Ministerie van Justitie
Eerste Kamer stemt in met uitvoerings en aanpassingswet internationaal
strafhof
18 juni 2002
De Eerste Kamer is vandaag, zonder stemming, akkoord gegaan met de
wetsvoorstellen die de vestiging van het Internationaal Strafhof in
Nederland mogelijk maken. Het gaat om de Uitvoeringswet Internationaal
Strafhof en de bijbehorende Aanpassingswet. Met de wetswijzigingen
wordt de samenwerking tussen Nederland en het Strafhof geregeld.
Nederland heeft als partij bij het Strafhof een vergaande
samenwerkingsplicht. Traditionele weigeringsgronden zoals bestaan in
de internationale rechtshulp tussen opsporingsinstanties van
verschillende landen (ne bis in idem, vrees voor discriminatoire
vervolging, politiek delict, ontbreken dubbele strafbaarheid), kunnen
níet worden ingeroepen ten opzichte van het Strafhof. Wel bestaat een
algemene verplichting voor het Hof tot overleg of consultatie. Alle
samenwerkingsverzoeken van het Strafhof komen binnen bij de Minister
van Justitie. De uitvoering is grotendeels geconcentreerd bij de
officier van justitie en de rechtbank te Den Haag. Het gaat bij de
samenwerking om onder meer de overlevering van verdachten aan het
Strafhof, het verrichten van opsporingshandelingen en de
tenuitvoerlegging van straffen opgelegd door het Strafhof in
Nederland. Met de aanvaarding door de Eerste Kamer kan de
Uitvoeringswet Internationaal Strafhof op 1 juli a.s. in werking
treden, tegelijk met de inwerkingtreding van het Statuut van het
Strafhof.
Nederland heeft gekozen voor een gefaseerde implementatie van het
Statuut van het Internationaal Strafhof. Belangrijkste reden hiervoor
was een bespoediging van het wetgevingsproces. De nu aan de orde
zijnde 'eerste tranche' omvat de wetgeving die absoluut noodzakelijk
is voor het hier kunnen functioneren van het Strafhof en de
medewerking daaraan van Nederland De tweede tranche betreft het
voorstel voor een Wet internationale misdrijven ('WIM'). Met dit
wetsvoorstel worden een aantal misdrijven waarover het Hof bevoegd is
(genocide, misdrijven tegen de menselijkheid en oorlogsmisdrijven),
ook naar Nederlands recht afzonderlijk strafbaar gesteld. De WIM is op
19 april jl. bij de Tweede Kamer ingediend. Wanneer het Strafhof er
eenmaal is, volgt nog een zetelovereenkomst tussen Nederland en het
Strafhof. In de laatste worden onder meer immuniteiten van het
Strafhof en zijn medewerkers in Nederland geregeld.

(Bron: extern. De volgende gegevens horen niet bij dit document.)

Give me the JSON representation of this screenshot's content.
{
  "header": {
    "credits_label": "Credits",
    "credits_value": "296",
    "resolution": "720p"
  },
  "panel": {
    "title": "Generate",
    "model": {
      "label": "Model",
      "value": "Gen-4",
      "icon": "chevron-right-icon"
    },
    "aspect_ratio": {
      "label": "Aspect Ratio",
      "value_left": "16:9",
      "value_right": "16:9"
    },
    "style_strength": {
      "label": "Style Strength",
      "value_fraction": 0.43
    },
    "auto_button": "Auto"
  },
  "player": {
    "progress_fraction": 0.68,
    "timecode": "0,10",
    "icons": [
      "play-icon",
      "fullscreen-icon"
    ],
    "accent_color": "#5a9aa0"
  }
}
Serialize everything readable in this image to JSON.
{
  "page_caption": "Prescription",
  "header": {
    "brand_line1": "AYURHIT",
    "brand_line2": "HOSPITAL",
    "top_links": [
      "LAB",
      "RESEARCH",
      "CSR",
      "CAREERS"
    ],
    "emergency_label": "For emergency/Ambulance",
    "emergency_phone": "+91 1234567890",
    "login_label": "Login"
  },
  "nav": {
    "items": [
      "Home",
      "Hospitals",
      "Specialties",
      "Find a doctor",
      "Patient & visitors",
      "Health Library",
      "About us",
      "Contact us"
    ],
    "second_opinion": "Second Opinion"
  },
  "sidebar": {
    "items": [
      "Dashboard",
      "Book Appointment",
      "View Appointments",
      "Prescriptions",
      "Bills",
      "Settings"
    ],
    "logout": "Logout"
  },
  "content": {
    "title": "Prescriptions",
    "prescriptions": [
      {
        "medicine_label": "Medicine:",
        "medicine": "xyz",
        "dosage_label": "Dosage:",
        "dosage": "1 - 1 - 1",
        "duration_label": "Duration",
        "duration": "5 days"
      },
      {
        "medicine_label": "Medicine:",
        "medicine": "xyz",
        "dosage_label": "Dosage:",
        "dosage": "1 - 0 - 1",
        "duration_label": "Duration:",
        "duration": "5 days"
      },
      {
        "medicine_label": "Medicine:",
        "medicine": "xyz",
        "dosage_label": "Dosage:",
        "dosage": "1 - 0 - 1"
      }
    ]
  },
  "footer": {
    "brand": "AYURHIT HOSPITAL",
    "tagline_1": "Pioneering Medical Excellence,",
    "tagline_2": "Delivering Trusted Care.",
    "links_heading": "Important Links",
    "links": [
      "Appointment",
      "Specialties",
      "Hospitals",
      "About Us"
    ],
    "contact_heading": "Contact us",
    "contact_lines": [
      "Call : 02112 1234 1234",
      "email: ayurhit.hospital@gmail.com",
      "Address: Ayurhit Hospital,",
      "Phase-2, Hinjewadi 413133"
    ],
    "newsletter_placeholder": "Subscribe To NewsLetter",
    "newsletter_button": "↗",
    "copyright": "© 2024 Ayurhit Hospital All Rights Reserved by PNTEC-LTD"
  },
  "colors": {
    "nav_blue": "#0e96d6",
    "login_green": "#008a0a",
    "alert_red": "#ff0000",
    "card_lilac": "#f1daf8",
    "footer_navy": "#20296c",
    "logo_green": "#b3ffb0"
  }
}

Momenteel hebben 68 landen, waaronder Nederland, het Statuut van het
Strafhof geratificeerd. Na de inwerkingtreding van het Statuut op 1
juli heeft het Strafhof rechtsmacht. Na de benodigde organisatorische
voorbereiding zal het strafhof naar verwachting in het voorjaar van
2003 operationeel worden.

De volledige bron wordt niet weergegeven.